You sense that something connects Joan and that feeling of mystery on both ends grabs your anxious curiosity the entire film, and smartly so.  This is one horror movie where you won’t be throwing popcorn at the screen from preposterousness, nervous laughter, or cheesy theatrics.  “The Blackcoat’s Daughter” is a concoction of pure atmosphere cooked at a proper slow boil.  

Perfect editing from Brian Ufberg merges Julie Kirkwood’s simple and overcast cinematography with the ominous echoes of shrill coming from the musical score of Elvis Perkins (the director’s brother, both of which are sons of late actor Anthony Perkins).  This creative tone pushes away all gaudiness in favor of stern visuals and straight suspense, qualities that are welcome and greatly appreciated in contrast to its cheap genre knockoff peers that are overly dependent on jump scares.

All credit goes to Oz Perkins’s writing and direction.  Certain scenes punch quickly and others to linger with menacing resonance, building outstanding tension over 93 minutes.  His script leaves scant, selective, and intentionally obscure breadcrumbs.  Not a stitch wasteful exposition exists, allowing and requiring the audience to make their own inferences.  
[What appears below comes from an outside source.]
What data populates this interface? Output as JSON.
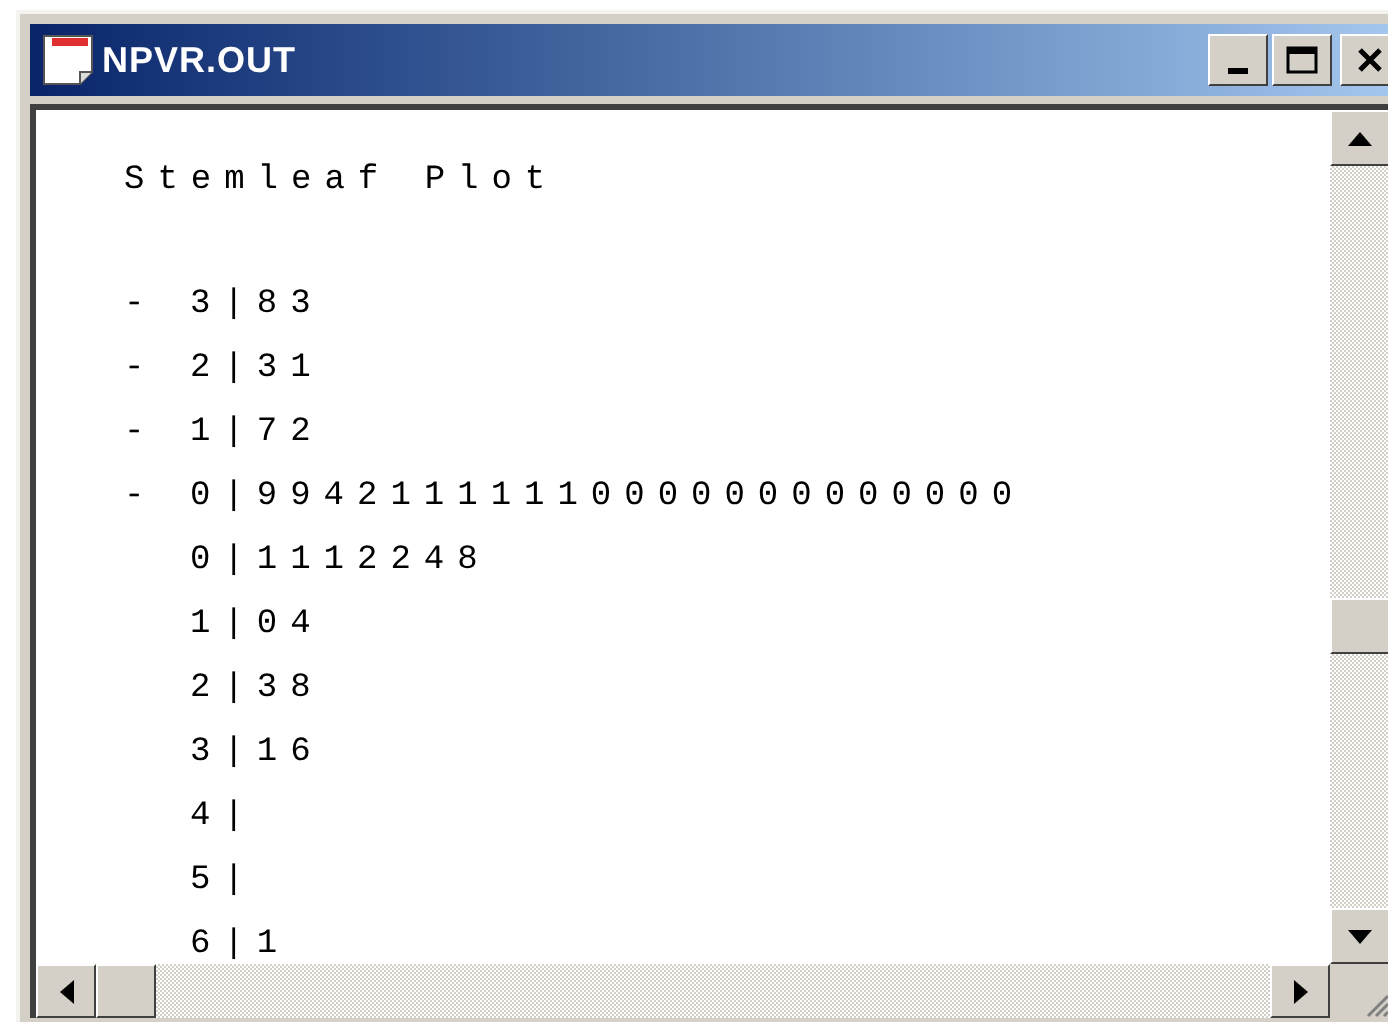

Being “in the dark” is a savory place to be for a film like this.  Keenly and decisively, “The Blackcoat’s Daughter” carries a nearly strict reliance on suggestion and atmosphere over exploitation.  For that, Perkins and company get it and do not need a “throwback” label to prove it.  They know that our mental guessing is always more frightening than showing every little thing.

LESSON #1: SCHOOLS ARE IRRESPONSIBLE-- First of all, if not all of the live-in students have departed on a break during an extended school closing, additional supervision of some kind is needed to stay behind to properly monitor and guard the pupil daughters of paying customers.  Second of all, cross the T’s and dot the I’s on facility maintenance protocols and records.  There are a great deal of unlocked and open areas where students probably shouldn’t be able to go, especially on an empty campus.  Get that furnace checked out too while you’re at it.  

LESSON #2: WATCH OUT FOR THE QUIET ONES-- All three of the central females are deeply withdrawn in some way, shape, or form.  Spoilers will keep me from going into details.  Nevertheless, their quietness leads many to dismiss any assumptions that they might have issues or needs that necessitate formal or informal support and attention.  You don’t have to vote either of them prom queen, but they need more people to genuinely interact with them and talk to them.  Guidance like that can keep them from going astray.